The lighthouse was designed by engineer James Douglass and built by Trinity House in 1877. It comprises a squat, cylindrical stone tower, thirty-six feet tall, with lantern and gallery, as well as single-story keepers’ accommodation behind. Today, it shows a white flashing light every fifteen seconds, visible for fourteen miles. It also shows a red flashing light, also every fifteen seconds, visible for ten miles.
In 1922 the light was converted to acetylene operation and was operated by means of a sun valve, a mechanism invented by Swedish lighthouse engineer Gustaf Dalén. It allowed the lighthouse to be automated, and the keepers’ dwellings to be sold in 1935.
The lighthouse was modernised and converted to solar power in 1995.

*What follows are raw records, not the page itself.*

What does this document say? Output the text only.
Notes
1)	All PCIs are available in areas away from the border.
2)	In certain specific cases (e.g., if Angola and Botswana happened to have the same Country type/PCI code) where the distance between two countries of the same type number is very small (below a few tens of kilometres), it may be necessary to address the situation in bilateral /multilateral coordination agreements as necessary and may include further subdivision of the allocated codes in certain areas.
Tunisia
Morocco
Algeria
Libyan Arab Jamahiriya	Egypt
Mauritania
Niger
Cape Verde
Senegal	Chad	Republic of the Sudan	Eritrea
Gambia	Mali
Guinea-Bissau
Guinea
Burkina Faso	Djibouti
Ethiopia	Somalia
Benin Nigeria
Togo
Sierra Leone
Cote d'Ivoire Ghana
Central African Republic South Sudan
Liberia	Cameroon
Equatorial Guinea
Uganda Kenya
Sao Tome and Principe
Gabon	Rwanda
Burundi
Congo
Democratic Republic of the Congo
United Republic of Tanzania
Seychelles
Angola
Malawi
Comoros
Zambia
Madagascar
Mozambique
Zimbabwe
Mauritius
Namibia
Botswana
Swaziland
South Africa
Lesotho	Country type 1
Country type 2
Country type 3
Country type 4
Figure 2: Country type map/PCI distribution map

St Tudwal's Lighthouse. The island is owned by Bear Grylls, who has restored a cottage here to #beaconbike pic.twitter.com/flmlzVL8l8
— Edward Peppitt (@thebeaconbike) July 3, 2015
I had done such a good job of disguising my bike that it took a while to relocate it. Still, I was grateful that despite sixty days of chaining it up against railings, doorways and in hotel corridors, as well as hiding it in bushes and under bracken, so far I had managed not to lose it completely.
Returning to Abersoch, I took the only road out of the village that I hadn’t already tried. Aberdaron was a final twelve-mile slog south, largely uphill. When I finally descended down to the harbour front, I asked for directions to the B&B I had booked.
‘About a mile back up the hill,’ came the unwelcome reply.